Barrack: Co-investment seen as 'best' model

Speaking at the PERE Forum in New York, the Colony chairman said that, for some larger investors, cutting out the capital allocators and investing via co-investment structures will be the vehicle of choice for the near future.

Co-investment vehicles will be the investment model of choice for larger investors in the near future as they shun capital allocators and increasingly move towards direct deals, according to Thomas Barrack.

The Colony Capital chairman and chief executive officer was speaking at the PERE Forum in New York today when he said, “Co-investment clubs will become, for the bigger [investors], the better investment vehicle for a while”.

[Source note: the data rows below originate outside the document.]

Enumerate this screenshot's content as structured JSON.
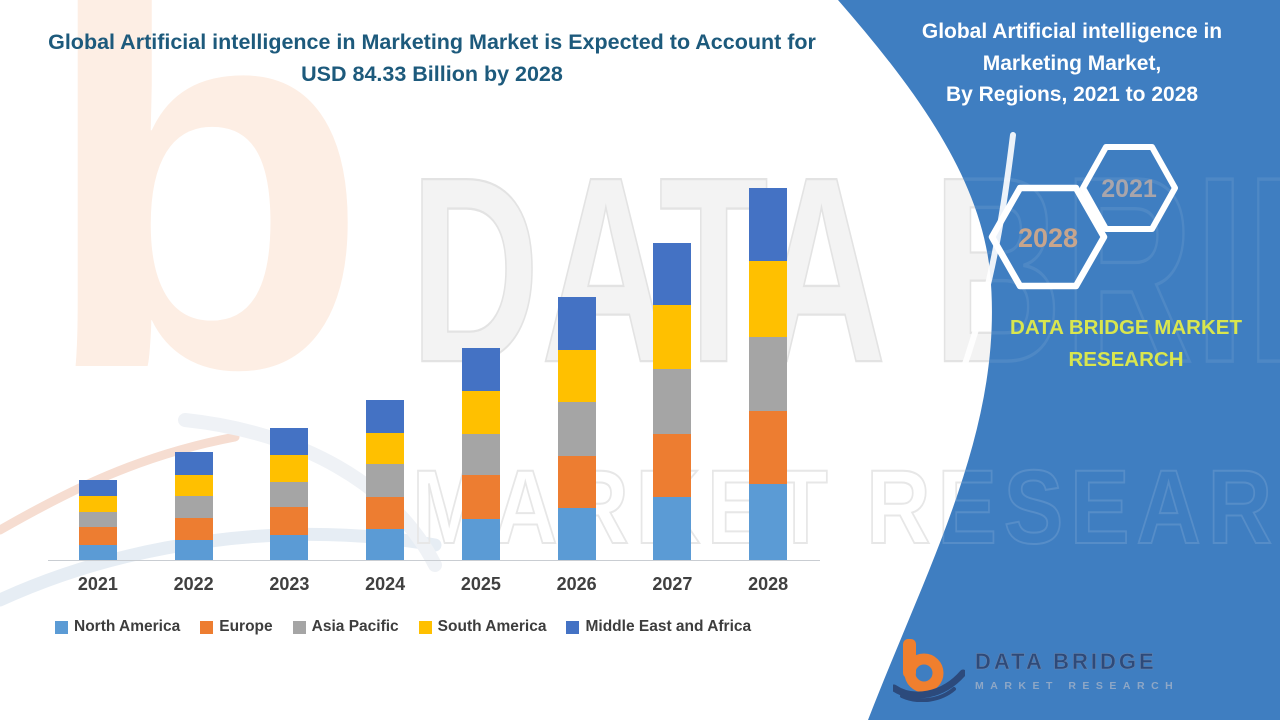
{
  "header": {
    "title_line1": "Global Artificial intelligence in Marketing Market is Expected to Account for",
    "title_line2": "USD 84.33 Billion by 2028"
  },
  "side_panel": {
    "panel_color": "#3f7ec1",
    "title_line1": "Global Artificial intelligence in",
    "title_line2": "Marketing Market,",
    "title_line3": "By Regions, 2021 to 2028",
    "hexagon_left_year": "2028",
    "hexagon_right_year": "2021",
    "brand_color": "#d9e64e",
    "brand_line1": "DATA BRIDGE MARKET",
    "brand_line2": "RESEARCH"
  },
  "watermark": {
    "line1": "DATA BRIDGE",
    "line2": "MARKET RESEARCH"
  },
  "logo": {
    "name": "DATA BRIDGE",
    "subtitle": "MARKET RESEARCH"
  },
  "chart_data": {
    "type": "bar",
    "stacked": true,
    "title": "Global Artificial intelligence in Marketing Market, By Regions, 2021 to 2028",
    "unit": "USD Billion",
    "categories": [
      "2021",
      "2022",
      "2023",
      "2024",
      "2025",
      "2026",
      "2027",
      "2028"
    ],
    "series": [
      {
        "name": "North America",
        "color": "#5B9BD5",
        "values": [
          3.4,
          4.5,
          5.7,
          7.0,
          9.3,
          11.9,
          14.2,
          17.2
        ]
      },
      {
        "name": "Europe",
        "color": "#ED7D31",
        "values": [
          4.1,
          5.1,
          6.4,
          7.4,
          10.0,
          11.7,
          14.5,
          16.5
        ]
      },
      {
        "name": "Asia Pacific",
        "color": "#A5A5A5",
        "values": [
          3.4,
          4.9,
          5.7,
          7.4,
          9.3,
          12.2,
          14.6,
          16.9
        ]
      },
      {
        "name": "South America",
        "color": "#FFC000",
        "values": [
          3.6,
          4.8,
          6.1,
          7.1,
          9.8,
          11.9,
          14.6,
          17.1
        ]
      },
      {
        "name": "Middle East and Africa",
        "color": "#4472C4",
        "values": [
          3.6,
          5.1,
          6.1,
          7.3,
          9.6,
          11.9,
          14.1,
          16.63
        ]
      }
    ],
    "totals_estimated": [
      18.1,
      24.4,
      30.0,
      36.2,
      48.0,
      59.6,
      72.0,
      84.33
    ],
    "ylim": [
      0,
      95
    ],
    "grid": false,
    "legend_position": "bottom",
    "x_axis_visible": true,
    "y_axis_visible": false
  }
}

Barrack told the 200-strong audience that, in a market where transactions didn't move rapidly and where some fund sponsors were able to raise capital quickly, the need for LPs to provide “discretionary capital” to GPs had diminished.

Barrack
went on to warn that all LPs “wanted more for less” and – like the wider economy – wanted to be “consumer direct”. As a result, “if you are only a middle man [capital allocator], you are going to be in trouble,” he said.

However, the forum delegates also heard that only some of the largest institutional investors have the size and capabilities to invest directly, or through co-investment vehicles.

Despite 79 percent of the audience voting that they would rather invest with an operator, as opposed to an allocator, a panel of industry professionals questioned: “How are you going to administer that operator relationship. Can you make the myriad of decisions [needed] in real time?”